Chief executive David Brickman, who led Freddie Mac before leaving in January, said the bridge-lending program should sign-up $500 million by the end of the first quarter of 2022, with a goal of $1 billion of originations next year.
NewPoint lends nationwide, with a floor of $5 million and a ceiling of $50 million for now. It’s focused on light transitional properties, including development projects in the lease-up phase. That strategy is in line with its focus on financing properties via Freddie, Fannie Mae and HUD. Most of NewPoint’s loans are expected to be bridge-to-agency takeouts.
The firm also is laying the groundwork to be a top originator of loans on affordable housing. That sector is attracting interest from private lenders that see opportunities stemming from a looming housing crisis and stepped-up government-policy initiatives.
With its aggressive growth plan, NewPoint has attracted staffers from top competitors. They include key members of the new bridge-lending team such as proprietary-lending head and senior managing director Mark Silverstein, who arrived in June from Arbor Realty Trust, and managing director Brian Skurnik, program leader for bridge lending and preferred equity.
Skurnik left Pacific Western Bank last year and has been working as a consultant. He previously spent 13 years at CapitalSource and also had stints at Barclays, Lehman Brothers and Heller Financial. He’s based in New York and will lead day-to-day operations with help from director Joe Savarese, who joined from Lument. Director Michael Golfman, previously with Hunt Real Estate Capital, focuses on bridge loans, mezzanine debt and preferred equity in Boca Raton, Fla.
The firm also has made a number of additions to its affordable-housing financing team. In recent weeks, managing director Robert Wrzosek joined as head of non-agency affordable housing from Bluefin Capital.
Originators Karen Kim and Bryan Dickson, also managing directors, moved over from Greystone and Citigroup. Kim represented borrowers seeking financing from Fannie and Freddie. Dickson was at Freddie for nearly 11 years before joining Citi.
NewPoint’s head of affordable housing, Joshua Schonfeld, spent 21 years at Freddie before joining Barings in March. Karu Arulanandam, head of affordable-housing underwriting, held a similar job at CBRE prior to starting at NewPoint in June.

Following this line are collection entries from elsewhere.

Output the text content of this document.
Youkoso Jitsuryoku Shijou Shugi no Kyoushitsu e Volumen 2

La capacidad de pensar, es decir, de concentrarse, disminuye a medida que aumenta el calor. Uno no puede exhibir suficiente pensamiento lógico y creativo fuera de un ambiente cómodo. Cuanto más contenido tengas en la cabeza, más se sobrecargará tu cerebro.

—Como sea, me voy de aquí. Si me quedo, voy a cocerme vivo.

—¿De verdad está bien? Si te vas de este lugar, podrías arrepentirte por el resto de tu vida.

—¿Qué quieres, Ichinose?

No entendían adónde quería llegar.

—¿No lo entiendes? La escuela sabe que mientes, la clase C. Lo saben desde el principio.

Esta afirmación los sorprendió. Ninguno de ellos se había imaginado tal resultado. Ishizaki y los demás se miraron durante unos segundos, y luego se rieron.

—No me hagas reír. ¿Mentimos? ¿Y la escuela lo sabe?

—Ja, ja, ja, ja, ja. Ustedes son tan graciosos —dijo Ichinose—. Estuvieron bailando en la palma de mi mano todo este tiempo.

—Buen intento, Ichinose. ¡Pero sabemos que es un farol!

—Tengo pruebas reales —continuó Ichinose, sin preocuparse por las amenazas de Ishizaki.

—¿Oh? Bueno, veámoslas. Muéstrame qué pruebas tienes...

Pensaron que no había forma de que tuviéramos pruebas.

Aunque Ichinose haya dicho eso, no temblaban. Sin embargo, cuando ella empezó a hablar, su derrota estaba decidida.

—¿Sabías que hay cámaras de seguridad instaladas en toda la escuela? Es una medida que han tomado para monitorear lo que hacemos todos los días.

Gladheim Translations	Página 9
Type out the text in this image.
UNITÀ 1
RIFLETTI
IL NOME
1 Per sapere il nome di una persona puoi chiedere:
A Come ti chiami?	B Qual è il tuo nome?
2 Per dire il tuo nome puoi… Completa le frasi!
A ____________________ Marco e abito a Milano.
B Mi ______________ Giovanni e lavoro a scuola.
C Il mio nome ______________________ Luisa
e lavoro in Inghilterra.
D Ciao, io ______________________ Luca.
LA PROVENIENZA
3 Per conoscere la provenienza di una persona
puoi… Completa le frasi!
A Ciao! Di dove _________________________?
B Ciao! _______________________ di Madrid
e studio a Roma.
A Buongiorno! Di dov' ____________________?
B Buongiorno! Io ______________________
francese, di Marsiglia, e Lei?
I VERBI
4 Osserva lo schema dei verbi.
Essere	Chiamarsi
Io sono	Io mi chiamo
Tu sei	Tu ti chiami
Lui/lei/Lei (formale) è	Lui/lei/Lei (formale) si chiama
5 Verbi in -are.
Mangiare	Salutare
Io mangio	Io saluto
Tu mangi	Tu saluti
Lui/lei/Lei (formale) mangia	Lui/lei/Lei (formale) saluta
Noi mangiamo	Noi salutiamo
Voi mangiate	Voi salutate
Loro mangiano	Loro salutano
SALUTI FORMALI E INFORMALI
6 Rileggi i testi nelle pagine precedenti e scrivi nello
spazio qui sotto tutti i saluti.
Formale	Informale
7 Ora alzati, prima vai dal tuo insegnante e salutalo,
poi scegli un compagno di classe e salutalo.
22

Other NewPoint executives who have arrived since June include: president Jeff Lee, a 25-year veteran who was last at Capital One; head of production Geri Borger Urgo (Freddie); chief operating officer Phil Spellberg (CapOne); capital-markets leader Elie Tannous (Berkadia); and general counsel Geraldine Hayhurst (Freddie).
The new team complements former Barings staffers John Lloyd, head of asset management and servicing; Brad Casey, chief underwriter; and Ryan Stutz, chief financial officer.
Brickman, who played an instrumental role in developing Freddie’s multi-family program, said he’s been focused on innovative financing strategies for affordable housing for decades. “If you are going to be competitive in financing in the multi-family space, you have to serve a broad spectrum of need — value-added, lease-up, all kinds of properties in different states,” he said. “At the same time, by definition you have to be involved in affordable housing, a huge and growing part of the multi-family universe.”